White adds: “I don’t think there’s a nihilist view in our music – it’s almost the opposite, where it’s caring almost to the point of it feeling overwhelming,” exemplifying what seems to be the entire Glass Beach ethos: using irony as a tool to achieve hyper-sincerity. 

Musically, the band cites their influences as Jeff Rosenstock, The Brave Little Abacus and They Might Be Giants, but refuse to be pinned down to any one genre. “The short answer for me has always been post-emo, but the long answer is queer-synth-punk with jazz and video game, anime influences,” says Smith, only somewhat jokingly. McClendon explains that “genre doesn’t really mean the same thing now that it used to – it’s more of just a surface-level descriptor of the aesthetic of it than any connection to a place or a scene or anything like that. Even with us: our scene is online, it’s not connected to any one place or any one sound. I feel like the internet is a big part of genreless music and the move towards genreless music because now there are very few actual barriers separating you from getting into a genre outside of what you’re used to. I think more and more people are branching out now and when you listen to more kinds of music, you make music that is really diverse-sounding.”

A life spent online shines very clearly through on the first glass beach album, written in a language that, while incredibly catchy and memorable, is almost unintelligible to the uninitiated – to truly appreciate these songs requires an osmosis of the internet consumed by the current generation of music fans.
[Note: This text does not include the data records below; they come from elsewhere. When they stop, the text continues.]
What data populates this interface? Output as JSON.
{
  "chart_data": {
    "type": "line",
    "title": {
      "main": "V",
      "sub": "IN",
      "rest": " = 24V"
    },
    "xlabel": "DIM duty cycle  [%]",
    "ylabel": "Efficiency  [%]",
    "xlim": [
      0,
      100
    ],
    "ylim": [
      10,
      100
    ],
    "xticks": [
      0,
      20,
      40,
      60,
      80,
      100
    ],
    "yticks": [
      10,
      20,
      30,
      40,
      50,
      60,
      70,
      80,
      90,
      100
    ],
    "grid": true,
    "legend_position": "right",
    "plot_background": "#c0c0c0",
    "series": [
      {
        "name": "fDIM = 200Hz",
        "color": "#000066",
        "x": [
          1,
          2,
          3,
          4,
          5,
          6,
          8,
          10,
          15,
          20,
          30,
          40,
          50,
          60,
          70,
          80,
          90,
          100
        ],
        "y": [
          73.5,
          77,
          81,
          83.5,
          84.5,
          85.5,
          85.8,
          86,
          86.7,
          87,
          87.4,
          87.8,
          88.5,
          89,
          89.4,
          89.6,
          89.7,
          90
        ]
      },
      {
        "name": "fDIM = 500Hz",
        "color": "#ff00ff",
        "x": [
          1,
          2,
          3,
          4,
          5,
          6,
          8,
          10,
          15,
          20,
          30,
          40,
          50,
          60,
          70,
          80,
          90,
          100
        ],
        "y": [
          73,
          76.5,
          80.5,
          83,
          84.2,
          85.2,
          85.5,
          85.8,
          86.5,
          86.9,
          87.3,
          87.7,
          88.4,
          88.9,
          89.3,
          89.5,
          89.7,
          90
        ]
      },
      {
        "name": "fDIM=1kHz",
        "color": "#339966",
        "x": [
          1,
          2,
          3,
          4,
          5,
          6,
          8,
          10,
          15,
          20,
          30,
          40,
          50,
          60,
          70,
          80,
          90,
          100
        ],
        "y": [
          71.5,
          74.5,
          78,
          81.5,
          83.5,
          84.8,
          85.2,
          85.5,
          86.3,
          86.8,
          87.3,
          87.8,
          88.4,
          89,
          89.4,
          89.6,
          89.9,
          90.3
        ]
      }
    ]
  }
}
Every word feels like it was meant only for the ears of the bedroom community that they sing so passionately about, a community that gave Glass Beach life. “I’m just so excited to find other people who like our music and I wanna talk to them and see what they have to say,” says White. “One of my favourite tweets that I’ve ever seen about the band somebody tweeted yesterday. They said, ‘my gender is the four ascending notes of the beginning of ‘Bedroom Community’.”

But of course, not every bedroom community is a good one. Trawl through 4Chan and Reddit’s alt-right message boards, or join an incel Facebook group, and you will find masses of angry, violent kids who have sought each other out in the dark, feeding off each other and fostering truly evil ideologies. They all hide behind thin veneers of irony, their deep-fried memes concealing hatred, each ‘joke’ radicalising them more and more until eventually, they take the joke too far. “I think a lot of people as online as us have been very wrapped up in irony as a way of detaching themselves from the things that they like or whatever for fear of being judged,” McClendon explains. “I think we’ve seen how irony can be used as a bad thing… how people can use irony to express sincerity in a bad way, like people who are actually racist being like ‘I’m just racist as a joke’. But I think that same sort of thing has potential to be used in a good way. You can get people to care about things ironically and turn it into sincerity – just being positive as a joke can make [people be] more positive.”

So if Glass Beach are ironic, it is only ever as a force of good, creating a community of fans who are genuinely passionate and empathetic towards each other by using the methods of those that occupy the deepest and darkest corners of the internet. Their songs are the nursery rhymes of the online generation, happy melodies disguising a darker inside – online they are the opposite, using a perceived detachment to convince disillusioned teenagers to let a little bit of positivity into their lives.